POOF, Creating Space!

This year, we finally got decided to actually create space by combining the "Spacer Concept" with a brand new way to rig the back of the truck.

Lo and behold, we created some really fun space.  We can actually place three .30 caliber ammo cans in our newly created space, PLUS our Bug Box.  In addition, four of the small tubs fit perfectly in a space they simply wouldn't fit before. Meanwhile, there's now space for the tarp, groundsheet and trash to go in last.
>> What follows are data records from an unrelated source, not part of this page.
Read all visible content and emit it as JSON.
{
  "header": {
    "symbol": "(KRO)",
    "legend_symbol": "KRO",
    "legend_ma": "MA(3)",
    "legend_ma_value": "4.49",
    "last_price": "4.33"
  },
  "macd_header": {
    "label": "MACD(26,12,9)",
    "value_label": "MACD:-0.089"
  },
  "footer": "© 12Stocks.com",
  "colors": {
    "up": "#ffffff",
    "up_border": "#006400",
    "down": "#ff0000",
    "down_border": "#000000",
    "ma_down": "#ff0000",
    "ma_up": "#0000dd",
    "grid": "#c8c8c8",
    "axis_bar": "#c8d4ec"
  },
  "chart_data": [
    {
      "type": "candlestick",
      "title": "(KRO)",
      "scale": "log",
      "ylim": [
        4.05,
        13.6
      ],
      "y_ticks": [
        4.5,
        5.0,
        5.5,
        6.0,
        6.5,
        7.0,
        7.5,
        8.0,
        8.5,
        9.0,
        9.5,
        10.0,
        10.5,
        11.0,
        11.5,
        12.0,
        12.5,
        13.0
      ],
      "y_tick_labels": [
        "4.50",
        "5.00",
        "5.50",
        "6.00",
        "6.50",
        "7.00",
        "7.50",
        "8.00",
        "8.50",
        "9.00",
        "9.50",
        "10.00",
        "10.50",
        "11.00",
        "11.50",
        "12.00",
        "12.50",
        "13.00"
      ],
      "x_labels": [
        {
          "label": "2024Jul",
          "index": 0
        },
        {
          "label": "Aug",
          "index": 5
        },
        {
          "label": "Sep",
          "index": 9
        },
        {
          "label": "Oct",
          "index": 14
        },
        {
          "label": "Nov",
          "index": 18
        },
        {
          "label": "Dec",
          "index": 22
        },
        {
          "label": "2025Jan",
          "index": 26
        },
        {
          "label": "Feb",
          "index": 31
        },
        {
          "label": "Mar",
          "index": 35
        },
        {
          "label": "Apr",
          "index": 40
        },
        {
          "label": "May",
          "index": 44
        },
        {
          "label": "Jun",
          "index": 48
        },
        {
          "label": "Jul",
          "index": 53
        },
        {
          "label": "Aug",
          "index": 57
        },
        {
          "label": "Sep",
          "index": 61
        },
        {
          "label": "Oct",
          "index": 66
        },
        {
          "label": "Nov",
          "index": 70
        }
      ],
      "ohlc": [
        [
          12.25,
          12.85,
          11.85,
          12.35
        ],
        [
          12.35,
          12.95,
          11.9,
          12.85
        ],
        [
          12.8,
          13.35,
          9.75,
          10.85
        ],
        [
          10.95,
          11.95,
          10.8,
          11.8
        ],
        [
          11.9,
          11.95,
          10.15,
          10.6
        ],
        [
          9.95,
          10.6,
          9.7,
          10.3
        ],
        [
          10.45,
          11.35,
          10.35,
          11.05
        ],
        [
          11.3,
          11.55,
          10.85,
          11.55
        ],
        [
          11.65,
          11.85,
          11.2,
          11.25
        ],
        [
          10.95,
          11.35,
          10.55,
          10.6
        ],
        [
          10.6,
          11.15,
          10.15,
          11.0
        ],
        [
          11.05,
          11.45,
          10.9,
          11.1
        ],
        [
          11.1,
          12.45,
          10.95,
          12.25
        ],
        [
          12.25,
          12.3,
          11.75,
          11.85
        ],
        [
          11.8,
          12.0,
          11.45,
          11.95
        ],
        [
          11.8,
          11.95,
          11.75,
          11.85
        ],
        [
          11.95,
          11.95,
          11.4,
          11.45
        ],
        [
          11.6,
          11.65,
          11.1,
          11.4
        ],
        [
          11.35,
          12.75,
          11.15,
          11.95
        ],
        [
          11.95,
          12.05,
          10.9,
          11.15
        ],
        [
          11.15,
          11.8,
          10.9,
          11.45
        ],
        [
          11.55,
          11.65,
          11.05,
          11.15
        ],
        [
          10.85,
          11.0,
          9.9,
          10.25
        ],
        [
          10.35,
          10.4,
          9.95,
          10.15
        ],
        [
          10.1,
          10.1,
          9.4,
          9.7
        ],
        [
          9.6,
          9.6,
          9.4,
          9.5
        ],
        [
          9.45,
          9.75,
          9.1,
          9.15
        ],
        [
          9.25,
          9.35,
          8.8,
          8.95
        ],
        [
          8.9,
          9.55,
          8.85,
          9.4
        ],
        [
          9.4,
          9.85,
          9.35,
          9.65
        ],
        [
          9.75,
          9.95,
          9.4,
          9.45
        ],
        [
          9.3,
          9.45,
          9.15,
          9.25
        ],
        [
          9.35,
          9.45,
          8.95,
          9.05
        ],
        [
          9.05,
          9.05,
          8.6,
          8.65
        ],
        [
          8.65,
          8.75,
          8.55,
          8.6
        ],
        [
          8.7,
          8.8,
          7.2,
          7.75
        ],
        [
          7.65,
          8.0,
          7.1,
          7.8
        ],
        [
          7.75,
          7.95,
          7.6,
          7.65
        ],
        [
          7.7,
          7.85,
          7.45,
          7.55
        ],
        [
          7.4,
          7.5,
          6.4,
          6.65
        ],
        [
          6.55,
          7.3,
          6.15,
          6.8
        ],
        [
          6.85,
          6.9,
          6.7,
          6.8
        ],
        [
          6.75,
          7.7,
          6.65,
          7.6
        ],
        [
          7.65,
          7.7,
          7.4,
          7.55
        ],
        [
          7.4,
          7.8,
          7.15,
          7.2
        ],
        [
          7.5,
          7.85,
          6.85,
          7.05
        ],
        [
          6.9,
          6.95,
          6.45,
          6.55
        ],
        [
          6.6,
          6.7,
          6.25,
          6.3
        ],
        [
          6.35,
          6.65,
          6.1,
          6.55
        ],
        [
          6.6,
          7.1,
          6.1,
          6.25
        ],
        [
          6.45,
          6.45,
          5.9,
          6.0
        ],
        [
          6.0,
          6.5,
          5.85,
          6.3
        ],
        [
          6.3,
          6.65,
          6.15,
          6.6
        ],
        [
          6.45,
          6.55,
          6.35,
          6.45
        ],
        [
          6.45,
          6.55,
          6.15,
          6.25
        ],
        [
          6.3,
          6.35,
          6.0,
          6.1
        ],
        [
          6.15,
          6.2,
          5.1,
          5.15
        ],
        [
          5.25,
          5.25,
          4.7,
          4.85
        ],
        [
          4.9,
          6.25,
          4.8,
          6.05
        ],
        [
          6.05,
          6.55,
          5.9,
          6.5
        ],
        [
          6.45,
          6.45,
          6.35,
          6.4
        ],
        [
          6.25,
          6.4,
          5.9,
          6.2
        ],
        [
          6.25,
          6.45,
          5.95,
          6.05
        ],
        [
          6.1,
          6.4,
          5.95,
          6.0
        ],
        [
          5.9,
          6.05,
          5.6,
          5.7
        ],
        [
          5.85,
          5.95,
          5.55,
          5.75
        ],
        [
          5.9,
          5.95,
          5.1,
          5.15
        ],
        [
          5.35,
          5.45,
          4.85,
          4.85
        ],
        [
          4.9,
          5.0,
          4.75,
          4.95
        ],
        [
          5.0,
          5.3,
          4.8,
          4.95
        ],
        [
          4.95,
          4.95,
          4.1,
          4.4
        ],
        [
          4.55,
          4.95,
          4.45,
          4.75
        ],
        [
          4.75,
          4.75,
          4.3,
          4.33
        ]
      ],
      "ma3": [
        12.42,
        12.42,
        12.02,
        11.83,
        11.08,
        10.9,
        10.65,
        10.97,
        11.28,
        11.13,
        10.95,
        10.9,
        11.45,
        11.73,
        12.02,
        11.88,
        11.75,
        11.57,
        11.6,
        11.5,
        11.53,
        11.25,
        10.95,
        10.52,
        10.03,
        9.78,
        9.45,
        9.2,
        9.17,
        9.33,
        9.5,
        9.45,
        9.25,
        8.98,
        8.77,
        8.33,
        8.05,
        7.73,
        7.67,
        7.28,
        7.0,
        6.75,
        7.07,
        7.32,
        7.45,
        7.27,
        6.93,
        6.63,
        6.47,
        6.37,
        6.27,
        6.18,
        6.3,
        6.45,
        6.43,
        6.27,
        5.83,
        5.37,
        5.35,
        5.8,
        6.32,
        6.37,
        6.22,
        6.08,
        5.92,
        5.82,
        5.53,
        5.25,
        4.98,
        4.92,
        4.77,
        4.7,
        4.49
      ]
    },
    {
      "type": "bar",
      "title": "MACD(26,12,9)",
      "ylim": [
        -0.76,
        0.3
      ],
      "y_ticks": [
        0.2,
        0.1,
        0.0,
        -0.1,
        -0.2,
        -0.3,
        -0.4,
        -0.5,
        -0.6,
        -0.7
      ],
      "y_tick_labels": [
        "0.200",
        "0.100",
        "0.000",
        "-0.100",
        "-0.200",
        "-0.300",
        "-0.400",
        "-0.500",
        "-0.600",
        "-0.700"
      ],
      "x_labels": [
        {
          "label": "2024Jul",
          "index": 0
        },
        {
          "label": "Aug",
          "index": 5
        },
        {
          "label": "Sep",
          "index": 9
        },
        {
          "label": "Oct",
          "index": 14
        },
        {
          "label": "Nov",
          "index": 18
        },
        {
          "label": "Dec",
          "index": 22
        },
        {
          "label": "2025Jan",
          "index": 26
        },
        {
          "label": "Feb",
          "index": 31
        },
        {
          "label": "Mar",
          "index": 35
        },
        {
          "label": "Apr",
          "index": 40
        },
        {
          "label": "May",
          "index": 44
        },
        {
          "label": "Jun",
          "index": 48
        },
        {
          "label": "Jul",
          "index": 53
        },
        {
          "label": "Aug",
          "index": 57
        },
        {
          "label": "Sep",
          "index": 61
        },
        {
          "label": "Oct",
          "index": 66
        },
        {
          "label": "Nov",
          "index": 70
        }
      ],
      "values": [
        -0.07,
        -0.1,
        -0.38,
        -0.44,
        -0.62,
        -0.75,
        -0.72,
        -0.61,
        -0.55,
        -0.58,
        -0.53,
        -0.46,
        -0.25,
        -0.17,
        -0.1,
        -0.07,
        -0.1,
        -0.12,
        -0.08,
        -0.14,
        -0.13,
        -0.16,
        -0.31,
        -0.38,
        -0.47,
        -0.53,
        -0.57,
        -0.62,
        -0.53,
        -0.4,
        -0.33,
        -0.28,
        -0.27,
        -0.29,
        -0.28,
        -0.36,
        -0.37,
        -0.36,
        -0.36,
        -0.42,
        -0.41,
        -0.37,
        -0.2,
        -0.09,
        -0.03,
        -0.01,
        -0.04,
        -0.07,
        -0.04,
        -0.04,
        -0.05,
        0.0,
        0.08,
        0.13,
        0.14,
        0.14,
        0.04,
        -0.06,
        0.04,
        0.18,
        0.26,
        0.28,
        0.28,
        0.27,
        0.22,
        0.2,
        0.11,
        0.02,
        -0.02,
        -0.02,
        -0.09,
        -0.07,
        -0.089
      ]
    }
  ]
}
This is huge because, prior to creating space today, the back of the pickup bed really didn't work all that well.  Now it works like a Swiss watch.

The moral of this story is to look at whatever blank palette you have with "fresh eyes."  Try to see new, unique and different possibilities.  Think in three dimensions.  Don't be afraid to shake it up and reinvent how you store your stuff.  There's almost always a better way of creating space.
 Not only do four small tubs now fit between the cooler and the stove, we have space for 3 ammo cans.
The portable CB radio finally gets stored in a quickly accessible spot.  The fire tools fit on one side and the hiking sticks fit on the other.  A 50 caliber can will go on top of the CB.  The groundsheet will fit in the big space on the right and trash in the middle on top of the Bug Box.  The tarp lays down on top of the two boxes on the right.

So what are in the four tubs?  The two tubs in the middle are Kitchen Stuff.  One is pots and pans and coffee stuff.  The other is food that doesn't need to be in a cooler.  The two tubs at right are our own personal clothing boxes, one for each of us.

All the overnight stuff (tent, sleeping bags, pillows, foam pads, etc.) goes up front on top of the safety gear.